LNG vessels of Qatar’s Nakilat, the world’s largest liquefied natural gas (LNG) shipping company, have completed 38 transits of the expanded Panama Canal.
Since the New Panama Canal has been in operation, Nakilat’s LPG vessels have transited through the Canal 16 times while joint-venture conventional LNG vessels completed 38 transits, with the company looking into the possibility of traversing the canal with its Q-Flex carriers.
Nakilat said on Tuesday that it conducted compatibility studies and thorough assessments of Q-Flex class LNG carriers on safely transiting through the new locks in the near future.
The expansion of the Panama Canal in 2016 allowed for bigger, Neopanamax class, vessels such as LNG carriers to now transit through the canal locks as they make their journey from East to West and vice versa. Passage through the canal allows vessels to shorten their voyage by about 13,000 kilometers.

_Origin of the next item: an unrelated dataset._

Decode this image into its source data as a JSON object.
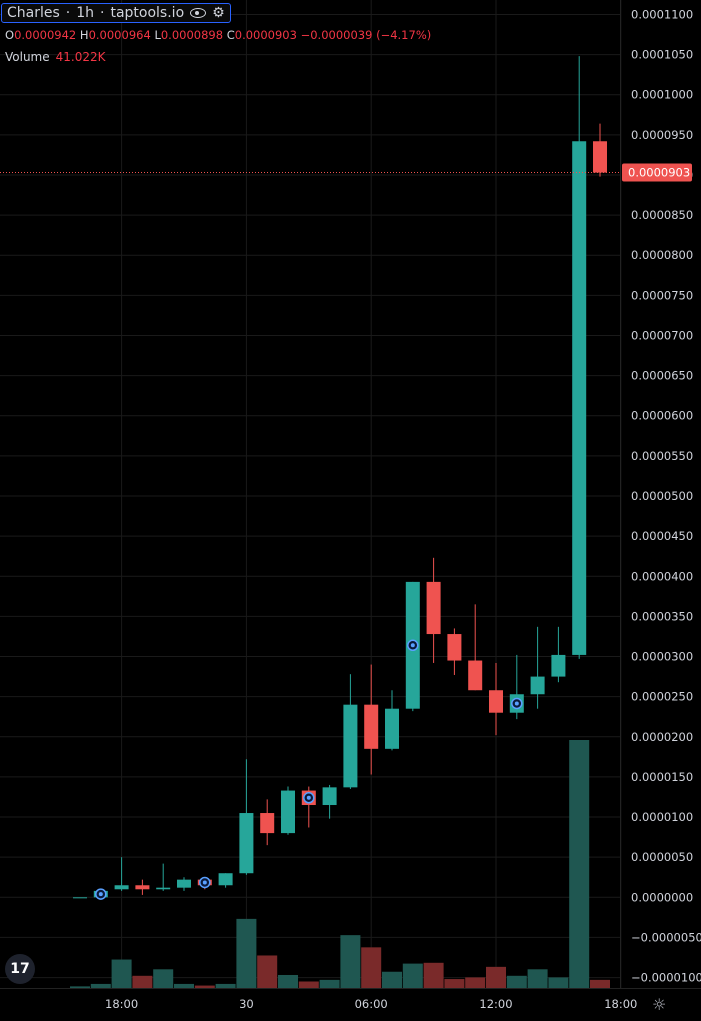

It is worth noting that the Panama Canal closed its 2018 fiscal year with a record tonnage of 442.1 million Panama Canal tons, boosted in particular by LNG and LPG transit.

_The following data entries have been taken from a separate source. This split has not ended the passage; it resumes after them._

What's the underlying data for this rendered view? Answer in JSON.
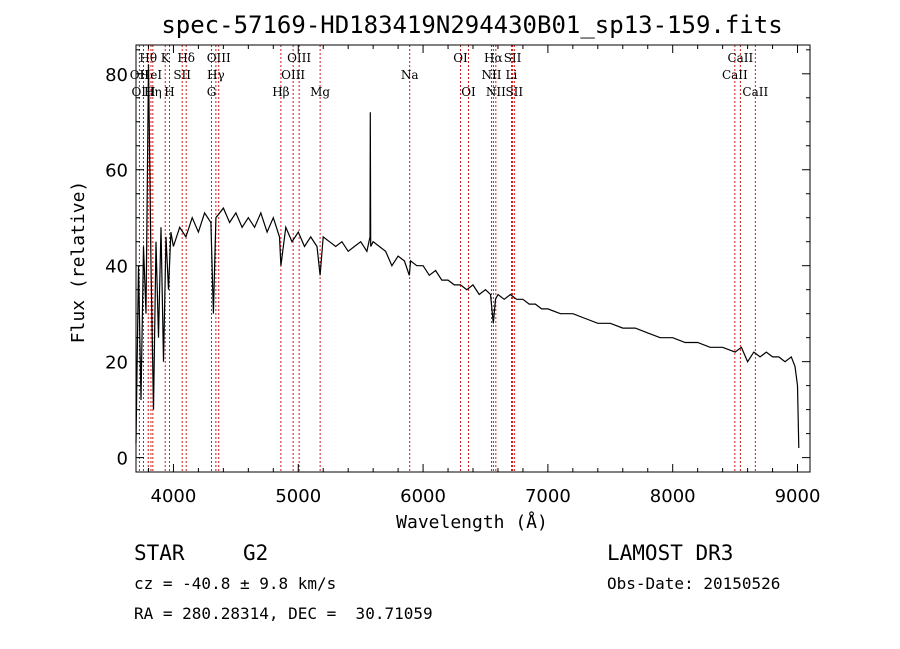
{
  "chart_data": {
    "type": "line",
    "title": "spec-57169-HD183419N294430B01_sp13-159.fits",
    "xlabel": "Wavelength (Å)",
    "ylabel": "Flux (relative)",
    "xlim": [
      3700,
      9100
    ],
    "ylim": [
      -3,
      86
    ],
    "xticks": [
      4000,
      5000,
      6000,
      7000,
      8000,
      9000
    ],
    "yticks": [
      0,
      20,
      40,
      60,
      80
    ],
    "series": [
      {
        "name": "flux",
        "x": [
          3700,
          3720,
          3740,
          3760,
          3780,
          3800,
          3820,
          3840,
          3860,
          3880,
          3900,
          3920,
          3940,
          3960,
          3980,
          4000,
          4050,
          4100,
          4150,
          4200,
          4250,
          4300,
          4320,
          4340,
          4400,
          4450,
          4500,
          4550,
          4600,
          4650,
          4700,
          4750,
          4800,
          4850,
          4861,
          4900,
          4950,
          5000,
          5050,
          5100,
          5150,
          5175,
          5200,
          5250,
          5300,
          5350,
          5400,
          5450,
          5500,
          5550,
          5575,
          5577,
          5580,
          5600,
          5650,
          5700,
          5750,
          5800,
          5850,
          5890,
          5900,
          5950,
          6000,
          6050,
          6100,
          6150,
          6200,
          6250,
          6300,
          6350,
          6400,
          6450,
          6500,
          6540,
          6563,
          6580,
          6600,
          6650,
          6700,
          6750,
          6800,
          6850,
          6900,
          6950,
          7000,
          7100,
          7200,
          7300,
          7400,
          7500,
          7600,
          7700,
          7800,
          7900,
          8000,
          8100,
          8200,
          8300,
          8400,
          8500,
          8550,
          8600,
          8650,
          8700,
          8750,
          8800,
          8850,
          8900,
          8950,
          8980,
          9000,
          9010
        ],
        "y": [
          3,
          40,
          12,
          44,
          30,
          82,
          40,
          10,
          45,
          25,
          48,
          20,
          46,
          35,
          47,
          44,
          48,
          46,
          50,
          47,
          51,
          49,
          30,
          50,
          52,
          49,
          51,
          48,
          50,
          48,
          51,
          47,
          50,
          46,
          40,
          48,
          45,
          47,
          44,
          46,
          44,
          38,
          46,
          45,
          44,
          45,
          43,
          44,
          45,
          43,
          46,
          72,
          44,
          45,
          44,
          43,
          40,
          42,
          41,
          38,
          41,
          40,
          40,
          38,
          39,
          37,
          37,
          36,
          36,
          35,
          36,
          34,
          35,
          34,
          28,
          33,
          34,
          33,
          34,
          33,
          33,
          32,
          32,
          31,
          31,
          30,
          30,
          29,
          28,
          28,
          27,
          27,
          26,
          25,
          25,
          24,
          24,
          23,
          23,
          22,
          23,
          20,
          22,
          21,
          22,
          21,
          21,
          20,
          21,
          19,
          15,
          2
        ]
      }
    ],
    "spectral_lines": [
      {
        "label": "OII",
        "x": 3727,
        "row": 1
      },
      {
        "label": "Hθ",
        "x": 3798,
        "row": 0
      },
      {
        "label": "OIII",
        "x": 3760,
        "row": 2
      },
      {
        "label": "HeI",
        "x": 3820,
        "row": 1
      },
      {
        "label": "Hη",
        "x": 3835,
        "row": 2
      },
      {
        "label": "K",
        "x": 3934,
        "row": 0
      },
      {
        "label": "H",
        "x": 3968,
        "row": 2
      },
      {
        "label": "SII",
        "x": 4070,
        "row": 1
      },
      {
        "label": "Hδ",
        "x": 4102,
        "row": 0
      },
      {
        "label": "OIII",
        "x": 4363,
        "row": 0
      },
      {
        "label": "Hγ",
        "x": 4340,
        "row": 1
      },
      {
        "label": "G",
        "x": 4305,
        "row": 2
      },
      {
        "label": "Hβ",
        "x": 4861,
        "row": 2
      },
      {
        "label": "OIII",
        "x": 5007,
        "row": 0
      },
      {
        "label": "OIII",
        "x": 4959,
        "row": 1
      },
      {
        "label": "Mg",
        "x": 5175,
        "row": 2
      },
      {
        "label": "Na",
        "x": 5893,
        "row": 1
      },
      {
        "label": "OI",
        "x": 6300,
        "row": 0
      },
      {
        "label": "OI",
        "x": 6364,
        "row": 2
      },
      {
        "label": "Hα",
        "x": 6563,
        "row": 0
      },
      {
        "label": "NII",
        "x": 6548,
        "row": 1
      },
      {
        "label": "NII",
        "x": 6583,
        "row": 2
      },
      {
        "label": "SII",
        "x": 6717,
        "row": 0
      },
      {
        "label": "Li",
        "x": 6708,
        "row": 1
      },
      {
        "label": "SII",
        "x": 6731,
        "row": 2
      },
      {
        "label": "CaII",
        "x": 8542,
        "row": 0
      },
      {
        "label": "CaII",
        "x": 8498,
        "row": 1
      },
      {
        "label": "CaII",
        "x": 8662,
        "row": 2
      }
    ]
  },
  "info": {
    "object_class": "STAR",
    "subclass": "G2",
    "survey": "LAMOST DR3",
    "cz": "cz = -40.8 ± 9.8 km/s",
    "obs_date": "Obs-Date: 20150526",
    "coords": "RA = 280.28314, DEC =  30.71059"
  },
  "colors": {
    "line_marker": "#cc0000",
    "spectrum": "#000000"
  }
}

The first LNG tanker to pass through the newly expanded Panama Canal was the 161,870-cbm Maran Gas Apollonia in 2016, chartered by Shell.

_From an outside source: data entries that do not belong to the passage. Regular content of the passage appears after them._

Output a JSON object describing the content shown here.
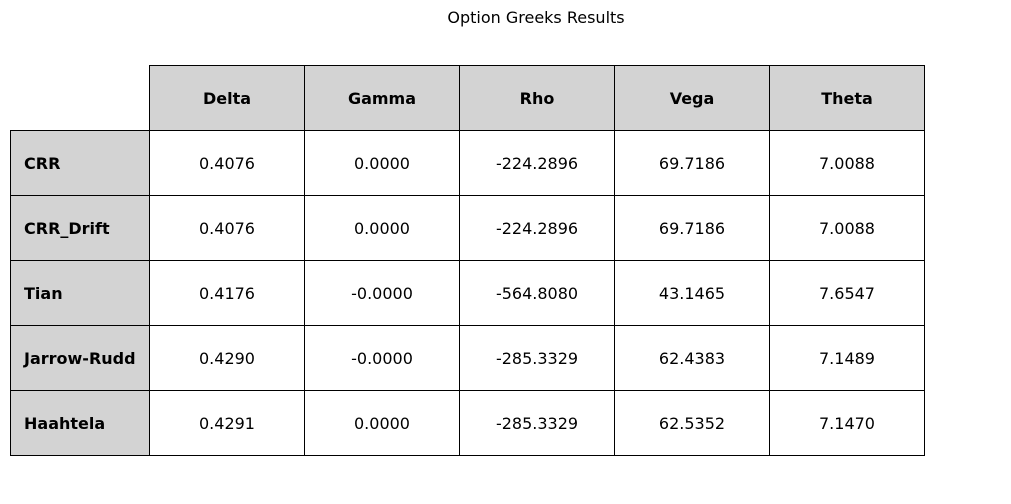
{
  "chart_data": {
    "type": "table",
    "title": "Option Greeks Results",
    "columns": [
      "Delta",
      "Gamma",
      "Rho",
      "Vega",
      "Theta"
    ],
    "rows": [
      {
        "label": "CRR",
        "values": [
          "0.4076",
          "0.0000",
          "-224.2896",
          "69.7186",
          "7.0088"
        ]
      },
      {
        "label": "CRR_Drift",
        "values": [
          "0.4076",
          "0.0000",
          "-224.2896",
          "69.7186",
          "7.0088"
        ]
      },
      {
        "label": "Tian",
        "values": [
          "0.4176",
          "-0.0000",
          "-564.8080",
          "43.1465",
          "7.6547"
        ]
      },
      {
        "label": "Jarrow-Rudd",
        "values": [
          "0.4290",
          "-0.0000",
          "-285.3329",
          "62.4383",
          "7.1489"
        ]
      },
      {
        "label": "Haahtela",
        "values": [
          "0.4291",
          "0.0000",
          "-285.3329",
          "62.5352",
          "7.1470"
        ]
      }
    ],
    "header_color": "#d3d3d3",
    "cell_color": "#ffffff",
    "border_color": "#000000"
  }
}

In October last year, the Panama Canal introduced changes to its transit reservation system to offer two slots per day to LNG vessels. These modifications have allowed the optimization of the Expanded Canal’s capacity, in order to meet specific demands such as the transit of four LNG vessels.
The modifications unveiled in August 2018 and coming into effect on October 1, also lift certain daylight restrictions for LNG vessels, as well as meetings between LNG vessels in opposite directions in Gatun Lake. This increased the number of LNG passages with the Canal reporting four liquefied natural gas tanker crossings in one day in October.